Hello.
I'd like to ask split maintainers if a patch implementing
content-defined chunking for split is a possibly interesting one or
not.
My use-case is a simple one: I need a content-defined chunker to put
100'000 versions of a ~500 MiB text file in a git repository to use
the excellent xdelta implementation in the git toolkit. But I'd like
to split the file at the very same place to keep xdelta efficient.

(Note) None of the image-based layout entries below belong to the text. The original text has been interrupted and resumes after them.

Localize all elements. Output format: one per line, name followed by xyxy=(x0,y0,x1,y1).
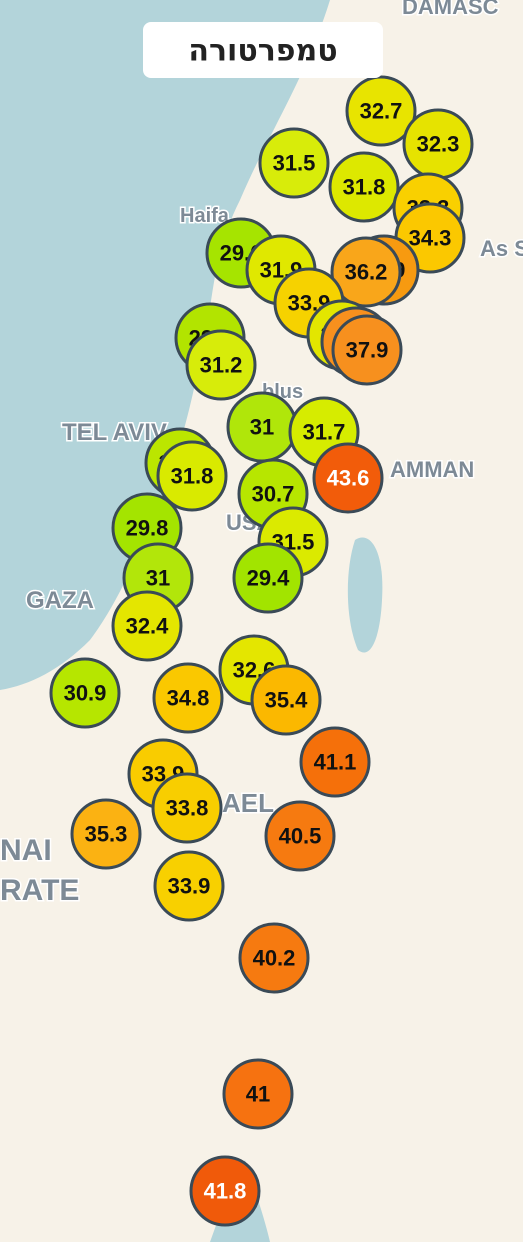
marker-label: 35.3 xyxy=(85,822,128,847)
marker-label: 30.9 xyxy=(64,681,107,706)
temperature-marker: 32.3 xyxy=(402,108,474,180)
marker-label: 37.9 xyxy=(346,338,389,363)
temperature-marker: 41 xyxy=(222,1058,294,1130)
temperature-marker: 32.7 xyxy=(345,75,417,147)
markers: 32.732.331.531.833.334.329.636.931.936.2… xyxy=(49,75,474,1227)
marker-circle xyxy=(189,1155,261,1227)
temperature-marker: 33.8 xyxy=(151,772,223,844)
marker-circle xyxy=(328,151,400,223)
temperature-marker: 43.6 xyxy=(312,442,384,514)
map-label: RATE xyxy=(0,874,79,907)
sea xyxy=(0,0,330,690)
marker-circle xyxy=(331,314,403,386)
marker-label: 31.2 xyxy=(200,353,243,378)
marker-label: 31.5 xyxy=(273,151,316,176)
marker-circle xyxy=(258,127,330,199)
marker-label: 32.3 xyxy=(417,132,460,157)
temperature-marker: 31.2 xyxy=(185,329,257,401)
marker-circle xyxy=(49,657,121,729)
marker-circle xyxy=(299,726,371,798)
marker-label: 41.1 xyxy=(314,750,357,775)
marker-circle xyxy=(153,850,225,922)
marker-label: 43.6 xyxy=(327,466,370,491)
marker-circle xyxy=(345,75,417,147)
marker-label: 31.8 xyxy=(171,464,214,489)
marker-circle xyxy=(238,922,310,994)
marker-label: 34.3 xyxy=(409,226,452,251)
marker-circle xyxy=(264,800,336,872)
marker-circle xyxy=(151,772,223,844)
title-box xyxy=(143,22,383,78)
marker-circle xyxy=(156,440,228,512)
map-label: NAI xyxy=(0,834,52,867)
temperature-marker: 41.1 xyxy=(299,726,371,798)
marker-label: 31 xyxy=(146,566,170,591)
marker-circle xyxy=(312,442,384,514)
temperature-marker: 37.9 xyxy=(331,314,403,386)
temperature-marker: 29.4 xyxy=(232,542,304,614)
map-label: As S xyxy=(480,236,523,261)
temperature-marker: 31.8 xyxy=(156,440,228,512)
marker-label: 29.4 xyxy=(247,566,291,591)
temperature-marker: 33.9 xyxy=(153,850,225,922)
marker-circle xyxy=(152,662,224,734)
marker-label: 30.7 xyxy=(252,482,295,507)
map-label: DAMASC xyxy=(402,0,499,19)
marker-circle xyxy=(185,329,257,401)
map-label: AMMAN xyxy=(390,457,474,482)
title: טמפרטורה xyxy=(188,34,337,69)
marker-circle xyxy=(111,590,183,662)
temperature-marker: 31.5 xyxy=(258,127,330,199)
marker-label: 33.8 xyxy=(166,796,209,821)
temperature-marker: 31 xyxy=(226,391,298,463)
temperature-marker: 40.5 xyxy=(264,800,336,872)
temperature-marker: 32.4 xyxy=(111,590,183,662)
marker-label: 41.8 xyxy=(204,1179,247,1204)
marker-label: 32.7 xyxy=(360,99,403,124)
map-label: TEL AVIV xyxy=(62,419,167,446)
dead-sea xyxy=(347,537,383,653)
temperature-marker: 30.9 xyxy=(49,657,121,729)
marker-circle xyxy=(250,664,322,736)
marker-label: 31.7 xyxy=(303,420,346,445)
map-label: GAZA xyxy=(26,587,94,614)
temperature-marker: 40.2 xyxy=(238,922,310,994)
marker-circle xyxy=(232,542,304,614)
marker-label: 41 xyxy=(246,1082,270,1107)
temperature-marker: 41.8 xyxy=(189,1155,261,1227)
marker-label: 40.5 xyxy=(279,824,322,849)
marker-circle xyxy=(70,798,142,870)
marker-label: 31.8 xyxy=(343,175,386,200)
temperature-marker: 31.8 xyxy=(328,151,400,223)
temperature-marker: 35.4 xyxy=(250,664,322,736)
temperature-marker: 35.3 xyxy=(70,798,142,870)
marker-label: 32.4 xyxy=(126,614,170,639)
marker-label: 36.2 xyxy=(345,260,388,285)
temperature-marker: 36.2 xyxy=(330,236,402,308)
marker-label: 29.8 xyxy=(126,516,169,541)
marker-label: 40.2 xyxy=(253,946,296,971)
temperature-marker: 34.8 xyxy=(152,662,224,734)
marker-label: 33.9 xyxy=(168,874,211,899)
map-label: AEL xyxy=(222,788,274,818)
marker-label: 35.4 xyxy=(265,688,309,713)
marker-label: 34.8 xyxy=(167,686,210,711)
marker-circle xyxy=(330,236,402,308)
marker-label: 31 xyxy=(250,415,274,440)
marker-circle xyxy=(222,1058,294,1130)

I've lurked around and I've found a few projects doing that, but most
of them are unmaintained for a while.
I think of implementing a patch for split(1) extending the current CLI
interface in the following way:
--hash-seed '... ' - defines seed for the rolling hash
--bytes h/i/N[W] - split if hash(window) % N = i, producing chunk of
SIZE=N on average
--line-bytes h/i/N[W] - similar, but preserving line boundary
If `i` is omitted (e.g. h/N[W]), it defaults to 0.

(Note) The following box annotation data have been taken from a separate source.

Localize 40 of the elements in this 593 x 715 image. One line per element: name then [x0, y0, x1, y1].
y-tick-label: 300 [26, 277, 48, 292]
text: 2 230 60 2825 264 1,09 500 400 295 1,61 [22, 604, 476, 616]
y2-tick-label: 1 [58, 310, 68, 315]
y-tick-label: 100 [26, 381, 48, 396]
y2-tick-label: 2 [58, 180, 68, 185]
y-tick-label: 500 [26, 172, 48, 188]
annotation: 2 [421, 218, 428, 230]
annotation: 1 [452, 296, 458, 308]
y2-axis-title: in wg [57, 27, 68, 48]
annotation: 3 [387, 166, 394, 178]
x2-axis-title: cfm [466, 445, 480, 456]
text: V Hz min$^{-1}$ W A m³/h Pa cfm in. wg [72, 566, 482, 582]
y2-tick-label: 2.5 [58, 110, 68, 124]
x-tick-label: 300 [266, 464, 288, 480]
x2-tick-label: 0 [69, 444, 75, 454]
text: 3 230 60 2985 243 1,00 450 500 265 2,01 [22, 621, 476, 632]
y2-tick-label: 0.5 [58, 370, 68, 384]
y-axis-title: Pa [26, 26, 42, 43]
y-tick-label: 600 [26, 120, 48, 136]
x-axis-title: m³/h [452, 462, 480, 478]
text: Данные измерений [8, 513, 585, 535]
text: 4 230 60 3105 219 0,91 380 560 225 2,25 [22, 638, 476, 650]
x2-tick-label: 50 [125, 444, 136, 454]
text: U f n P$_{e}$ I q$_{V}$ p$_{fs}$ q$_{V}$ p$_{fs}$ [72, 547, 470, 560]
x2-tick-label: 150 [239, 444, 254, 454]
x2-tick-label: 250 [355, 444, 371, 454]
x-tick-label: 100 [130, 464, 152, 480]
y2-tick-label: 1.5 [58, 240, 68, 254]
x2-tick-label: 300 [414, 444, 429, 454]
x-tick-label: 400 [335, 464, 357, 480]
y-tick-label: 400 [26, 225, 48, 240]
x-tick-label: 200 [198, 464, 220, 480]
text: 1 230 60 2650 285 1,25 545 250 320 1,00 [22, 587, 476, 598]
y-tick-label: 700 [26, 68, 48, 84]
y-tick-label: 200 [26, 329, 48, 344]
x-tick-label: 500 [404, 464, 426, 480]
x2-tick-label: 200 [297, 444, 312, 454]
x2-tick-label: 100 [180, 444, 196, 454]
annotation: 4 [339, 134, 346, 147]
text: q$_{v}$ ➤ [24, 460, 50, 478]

`W` is the width of the rolling hash window, it defaults to 0xFFF if
it's omitted (e.g. h/N), following the default value in the Borg
backup tool.
The CDC algorithm I think of is a BUZhash-based one as it allows the
use of an arbitrary window. And, maybe, SipHash for --line-bytes if it
has measurable performance gain over BUZhash in case of limited number
of cut points.
Would alike patch be considered for inclusion into split(1) or is it
something that is not generic enough for coreutils?